In described (1) and described (2), described cancer cells is breast cancer cell, liver cancer cell, lung carcinoma cell, prostate cancer cell or stomach cancer cell; Described (3) in described (4), the tumour that the tumour that described tumour is the tumour that causes of breast cancer cell, liver cancer cell causes, the tumour that lung carcinoma cell causes, tumour that prostate cancer cell causes or stomach cancer cell cause.

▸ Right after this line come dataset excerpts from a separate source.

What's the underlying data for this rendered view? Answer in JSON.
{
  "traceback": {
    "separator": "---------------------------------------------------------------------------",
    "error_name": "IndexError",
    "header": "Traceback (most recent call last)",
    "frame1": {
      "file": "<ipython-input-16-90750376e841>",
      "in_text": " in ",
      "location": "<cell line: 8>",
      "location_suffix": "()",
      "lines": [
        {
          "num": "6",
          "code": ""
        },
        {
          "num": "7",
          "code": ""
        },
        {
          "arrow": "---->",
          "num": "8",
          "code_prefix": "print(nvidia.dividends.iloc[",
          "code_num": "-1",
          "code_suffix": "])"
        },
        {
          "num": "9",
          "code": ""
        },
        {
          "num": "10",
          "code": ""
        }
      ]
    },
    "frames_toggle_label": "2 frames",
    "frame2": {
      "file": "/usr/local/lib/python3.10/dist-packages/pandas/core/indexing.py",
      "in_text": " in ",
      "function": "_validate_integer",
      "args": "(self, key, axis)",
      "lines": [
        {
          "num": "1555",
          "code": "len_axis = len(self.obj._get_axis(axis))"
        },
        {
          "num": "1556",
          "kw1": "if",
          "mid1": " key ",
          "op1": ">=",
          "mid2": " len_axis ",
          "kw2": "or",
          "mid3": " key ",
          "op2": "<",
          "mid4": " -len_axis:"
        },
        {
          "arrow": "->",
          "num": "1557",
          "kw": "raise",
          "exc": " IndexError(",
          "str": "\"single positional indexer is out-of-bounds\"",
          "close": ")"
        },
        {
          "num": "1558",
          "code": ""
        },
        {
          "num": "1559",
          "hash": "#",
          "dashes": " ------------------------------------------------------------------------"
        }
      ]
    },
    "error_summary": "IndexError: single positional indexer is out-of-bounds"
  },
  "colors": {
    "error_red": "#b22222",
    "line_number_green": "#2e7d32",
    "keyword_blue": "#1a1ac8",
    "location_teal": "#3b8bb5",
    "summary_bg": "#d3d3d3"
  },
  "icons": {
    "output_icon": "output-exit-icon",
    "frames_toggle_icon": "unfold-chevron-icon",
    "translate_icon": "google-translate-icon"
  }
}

6. product as claimed in claim 5, is characterized in that: the antibody of described gp96 albumen is monoclonal antibody claimed in claim 4.

7. the application in Dispersal risk as target spot of gp96 albumen shown in the sequence 1 of sequence table;

Described antibody has the function shown in arbitrary in (1) to (4) as follows: (1) anticancer propagation; (2) promote cancer cell-apoptosis; (3) suppress tumor growth; (4) treatment tumour;

In described (1) and described (2), described cancer cells is breast cancer cell, liver cancer cell, lung carcinoma cell, prostate cancer cell or stomach cancer cell; Described (3) in described (4), the tumour that the tumour that described tumour is the tumour that causes of breast cancer cell, liver cancer cell causes, the tumour that lung carcinoma cell causes, tumour that prostate cancer cell causes or stomach cancer cell cause.